Earl Wayne Kuehne v. State

Opinion to issue November 23, 2005








 


            



In The

Court of Appeals

For The

First District of Texas

____________


NO. 01-05-00999-CR

____________


EARL WAYNE KUEHNE, Appellant


V.


THE STATE OF TEXAS, Appellee





On Appeal from the 228th District Court

Harris County, Texas

Trial Court Cause No. 1040553




 

MEMORANDUM OPINION

               Appellant pleaded guilty to the offense of driving while intoxicated third offender and, in accordance with the plea bargain agreement, the trial court sentenced appellant to confinement for 10 years. Appellant filed a timely notice of appeal. We dismiss for lack of jurisdiction.

               In a plea-bargained case in which the punishment assessed does not exceed the plea agreement, a defendant may appeal only those matters that were raised by written motion filed and ruled on before trial, or after obtaining the trial court’s permission to appeal. Griffin v. State, 145 S.W.3d 645, 648-49 (Tex. Crim. App. 2004); Cooper v. State, 45 S.W.3d 77, 80 (Tex. Crim. App. 2001); Tex. R. App. P. 25.2(a)(2).

               The trial court’s certification of appellant’s right to appeal in this case states that this is a plea-bargained case and appellant has no right to appeal.

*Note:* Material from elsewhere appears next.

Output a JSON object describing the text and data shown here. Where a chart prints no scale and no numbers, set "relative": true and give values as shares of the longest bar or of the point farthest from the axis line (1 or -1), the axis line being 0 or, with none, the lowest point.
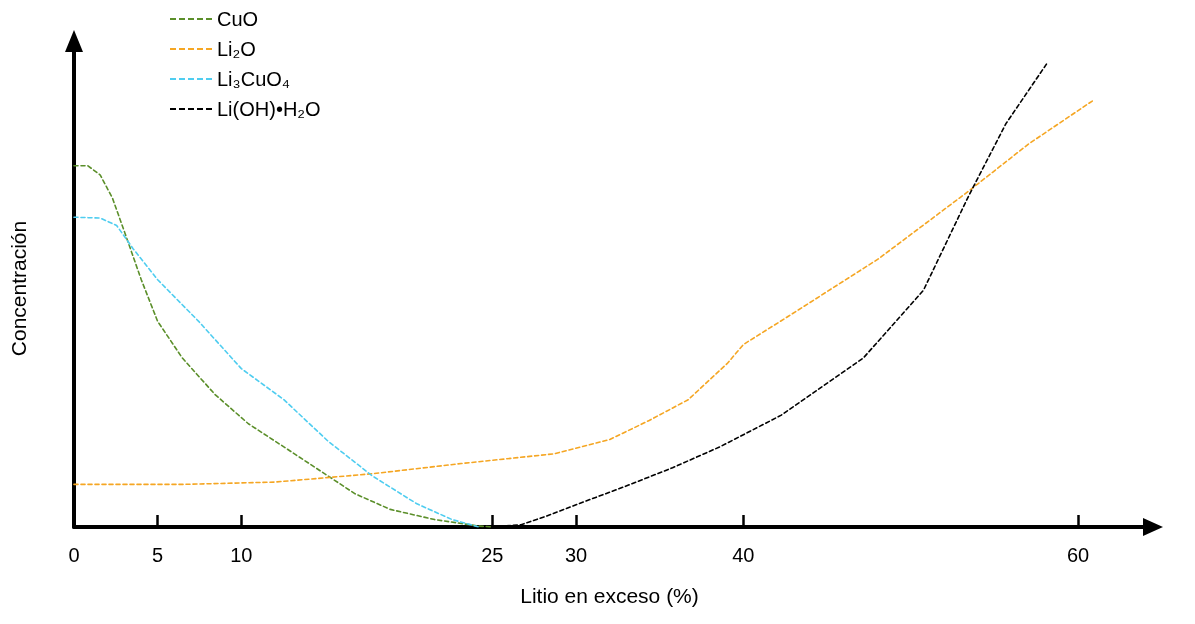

The record supports the correctness of the certification. Dears v. State, 154 S.W.3d 610 (Tex. Crim. App. 2005). We must dismiss an appeal if the trial court’s certification shows there is no right to appeal. See Tex. R. App. P. 25.2(d).

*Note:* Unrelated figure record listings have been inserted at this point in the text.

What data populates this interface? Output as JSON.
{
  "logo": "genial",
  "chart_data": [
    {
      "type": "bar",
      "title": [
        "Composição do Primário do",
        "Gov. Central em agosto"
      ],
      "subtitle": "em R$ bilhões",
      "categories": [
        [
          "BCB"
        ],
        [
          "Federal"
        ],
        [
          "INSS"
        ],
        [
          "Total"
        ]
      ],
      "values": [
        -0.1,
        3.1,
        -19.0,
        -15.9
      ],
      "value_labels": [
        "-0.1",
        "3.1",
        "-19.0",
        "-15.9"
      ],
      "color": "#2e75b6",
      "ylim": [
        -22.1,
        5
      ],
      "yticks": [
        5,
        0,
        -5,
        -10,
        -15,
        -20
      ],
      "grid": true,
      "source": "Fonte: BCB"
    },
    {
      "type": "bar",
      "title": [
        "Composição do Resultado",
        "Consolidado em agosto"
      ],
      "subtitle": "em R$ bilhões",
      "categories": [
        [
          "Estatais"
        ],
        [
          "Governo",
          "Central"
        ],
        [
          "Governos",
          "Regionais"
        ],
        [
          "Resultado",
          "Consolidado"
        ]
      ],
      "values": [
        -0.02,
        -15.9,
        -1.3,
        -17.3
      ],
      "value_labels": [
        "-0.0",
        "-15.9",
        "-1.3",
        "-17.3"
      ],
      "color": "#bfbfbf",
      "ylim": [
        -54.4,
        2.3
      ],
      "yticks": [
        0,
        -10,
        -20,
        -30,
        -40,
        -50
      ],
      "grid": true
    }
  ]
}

               We note that appellant also waived his right to appeal. See Buck v. State, 45 S.W.3d 275, 278 (Tex. App.—Houston [1st Dist.] 2001, no pet.).

               Accordingly, we dismiss the appeal for lack of jurisdiction.

               Any pending motions are dismissed as moot.

PER CURIAM

Panel consists of Justices Taft, Keyes and Hanks

Do not publish. Tex. R. App. P. 47.2(b).